İSTANBUL Büyükşehir Belediye (İBB) Meclisi'nde bulunan siyasi parti grupları, 'Barış Pınarı Harekatı' ile ilgili ortak deklarasyon yerine ayrı deklarasyon yayımladı. Zamanlamada yaşanan sıkıntı nedeniyle AK Parti ve MHP, ortak deklarasyon yayımlarken, CHP ile İYİ Parti ayrı ayrı açıklama yaptı.
İBB Meclisi ekim ayı toplantılarının ilk günü, şehitler için saygı duruşunda bulunulması ve İstiklal Marşı'nın okunmasıyla başladı. İBB Başkanı Ekrem İmamoğlu başkanlığında toplanan meclisin açılışında söz alan, AK Parti İBB Grup Sözcüsü Faruk Gökkuş, 'Barış Pınarı Harekatı' için ortak deklarasyon yayımlamak istediklerini; ancak CHP ve İYİ Parti'nin buna destek olmadığını söyledi.
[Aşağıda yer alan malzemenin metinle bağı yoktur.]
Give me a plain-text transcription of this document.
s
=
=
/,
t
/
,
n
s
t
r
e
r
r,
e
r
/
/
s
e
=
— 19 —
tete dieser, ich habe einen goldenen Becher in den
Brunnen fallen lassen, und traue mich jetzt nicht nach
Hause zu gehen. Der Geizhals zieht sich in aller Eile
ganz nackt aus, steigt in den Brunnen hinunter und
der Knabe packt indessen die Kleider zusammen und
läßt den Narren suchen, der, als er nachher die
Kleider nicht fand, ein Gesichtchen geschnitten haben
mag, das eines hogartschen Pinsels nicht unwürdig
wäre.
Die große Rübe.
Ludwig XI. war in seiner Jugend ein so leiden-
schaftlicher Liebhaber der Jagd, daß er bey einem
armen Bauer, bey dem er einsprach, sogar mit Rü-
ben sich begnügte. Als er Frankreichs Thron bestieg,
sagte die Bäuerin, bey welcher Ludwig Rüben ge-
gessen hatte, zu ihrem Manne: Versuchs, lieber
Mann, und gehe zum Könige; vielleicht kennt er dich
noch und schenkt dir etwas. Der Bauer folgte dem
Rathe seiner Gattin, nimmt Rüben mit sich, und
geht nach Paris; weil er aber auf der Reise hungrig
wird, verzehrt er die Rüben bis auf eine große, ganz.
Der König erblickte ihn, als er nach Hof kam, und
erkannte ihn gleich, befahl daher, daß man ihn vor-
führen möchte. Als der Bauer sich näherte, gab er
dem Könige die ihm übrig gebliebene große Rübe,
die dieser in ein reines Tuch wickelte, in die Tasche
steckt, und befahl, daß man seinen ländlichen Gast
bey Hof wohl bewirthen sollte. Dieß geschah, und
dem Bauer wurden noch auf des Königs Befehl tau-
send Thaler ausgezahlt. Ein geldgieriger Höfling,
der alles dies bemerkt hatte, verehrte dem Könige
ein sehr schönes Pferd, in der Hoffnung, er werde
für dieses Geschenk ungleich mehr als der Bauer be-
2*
CHP'li üye Ali Gökmen ise ortak deklarasyon teklifinin kendilerine dün iletildiğini, metin hazırlamak için zamanın yeterli olmadığını, ortak deklarasyonun perşembe günü yapılmasını önerdiklerini; ancak AK Parti'nin bunu kabul etmediğini söyledi.
AK Parti'li Gökkuş, daha sonra AK Parti ve MHP'nin imzaladığı ortak metni okudu. Harekatın, Türkiye için tercih değil zorunluluk olduğunu, sınırda oluşturulmak istenen terör koridorunun ülke için tehdit olduğunu belirten Gökkuş, 'Barış Pınarı Harekatı'nın en önemli unsurlarından birinin de Suriye'nin toprak bütünlüğünün korunması olduğunu vurguladı. Gökkuş, "Türkiye, Suriye halkının ve Türk halkının güvenliğini, refahını ve huzurunu istemektedir. 'Barış Pınarı Harekatı' bu çerçevede değerlendirilmedir. Bu çerçevede belediye meclisi olarak 'Barış Pınarı Harekatı'nda kahraman Mehmetçiğin yanında olduğumuzu bildiriyoruz. İnanıyoruz ki gün, her türlü siyasi görüş ayrılıklarını bir kenara bırakarak, bir ve beraber olma günüdür. Çünkü söz konusu olan milli güvenliğimizdir, ülkemizin bekasıdır. Harekatın başarıyla tamamlanacağına yürekten inanıyor, fedakar askerimize muvaffakiyet diliyoruz" dedi. 
CHP'NİN BİLDİRİSİ
CHP'li Meclis üyesi Ali Gökmen'in okuduğu bildiride ise özetle şöyle denildi:
"Misak-ı Milli sınırlarımızı korumak, halkımızın güvenliğini sağlamak, ülkemizi iç ve dış düşmanlara karşı savunmak, ordumuzun temel görevidir. Ancak emperyalizmin çıkarları uğruna askerlerimizin bir savaşa gönderilmesi üzücüdür. Keşke komşularımızda iç savaşlar başladığında ülkemizi yöneten irade, ulu önder Mustafa Kemal Atatürk'ün dediği gibi 'Yurtta sulh, cihanda sulh' sözlerine azıcık değer verseydi. Tek yapmamız gereken, sınırlarımızın güvenliğini sızmalara ihtimal vermeyecek düzeyde güvenli hale getirmektir. Ne bu taraftan Suriye'ye geçişlere ne de Suriye'den bu tarafa geçişlere izin vermemeliydik. Şu an için en büyük dileğimiz, şehit haberlerinin gelmemesi ve en kısa sürede askerlerimizin sağ salim bir şekilde evlerine dönmeleridir. 'Barış Pınarı Harekatı' adı altında yapılan bu operasyonda Allah, ordumuzun yardımcısı olsun."